Reader’s Guide | Teacher’s Guide

2013-14: Annie’s Ghosts: A Journey into a Family Secret

Annie’s Ghosts, by Detroit native and Washington Post Associate Editor Steve Luxenberg, is part memoir, part detective story, and part history. As the author tries to understand his mom’s reasons for hiding her sister’s existence, he takes readers on a journey into his mother’s world of the 1930s and ’40s, where he explores how a poor, immigrant family manages life with a child who has special needs.

Annie’s Ghosts is a story about family secrets, personal journeys, genealogy, mental disability and illness, poverty, and immigration. It is a story of re-framing one’s self-understanding once a family secret is revealed, providing insight into how our identities are shaped by learning something shockingly new about our family history.

Reader’s Guide | Teacher’s Guide

2011-12: Arc of Justice: A Saga of Race, Civil Rights, and Murder in the Jazz Age

Arc of Justice, by Kevin Boyle, is a masterful recounting of a landmark historical event, culminating in an epic legal battle that helped lay the foundation of the civil rights movement.

In 1925, African American physician Ossian Sweet purchased a home in a white neighborhood in Detroit. Determined to protect his family and property, Sweet chose to defend himself from the mob organized to drive him out.

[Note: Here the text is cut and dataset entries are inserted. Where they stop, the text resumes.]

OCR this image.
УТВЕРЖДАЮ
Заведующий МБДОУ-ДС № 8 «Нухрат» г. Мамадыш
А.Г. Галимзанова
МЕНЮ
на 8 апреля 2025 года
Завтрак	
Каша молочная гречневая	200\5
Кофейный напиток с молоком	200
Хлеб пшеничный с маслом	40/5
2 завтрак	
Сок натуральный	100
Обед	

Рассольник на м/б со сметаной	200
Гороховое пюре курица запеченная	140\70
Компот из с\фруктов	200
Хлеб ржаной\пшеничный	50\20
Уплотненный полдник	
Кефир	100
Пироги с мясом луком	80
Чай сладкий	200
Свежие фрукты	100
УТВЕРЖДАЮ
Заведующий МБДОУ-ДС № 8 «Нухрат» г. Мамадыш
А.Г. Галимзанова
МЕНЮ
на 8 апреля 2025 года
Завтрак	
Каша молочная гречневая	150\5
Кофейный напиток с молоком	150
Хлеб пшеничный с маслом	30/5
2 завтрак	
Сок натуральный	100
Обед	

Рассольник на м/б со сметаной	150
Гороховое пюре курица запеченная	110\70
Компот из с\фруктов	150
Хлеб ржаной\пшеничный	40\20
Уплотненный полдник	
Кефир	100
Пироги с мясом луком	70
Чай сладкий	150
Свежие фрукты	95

Arc of Justice provides essential historical background as Americans continue to confront issues of tolerance and equality.

Reader’s Guide | Teacher’s Guide

2009-10: Stealing Buddha’s Dinner: A Memoir

Stealing Buddha’s Dinner is a memoir that chronicles author Beth Nguyen’s migration from Vietnam in 1975, and her coming of age in Grand Rapids, Michigan, in the 1980s. Along the way, she struggles to construct her own cultural identity from a menagerie of uniquely American influences.

Reader’s Guide | Teacher’s Guide

2007-08: The Nick Adams Stories

The Nick Adams Stories is a literary masterpiece made in Michigan. The author, Ernest Hemingway, spent the majority of his first 22 summers in Northern Michigan. These experiences played an essential role in his development as one of the world’s most significant writers.

The Nick Adams Stories chronicle a young man’s coming of age in a series of linked short stories. As Nick matures, he grapples with the complexities of adulthood, including war, death, marriage, and family.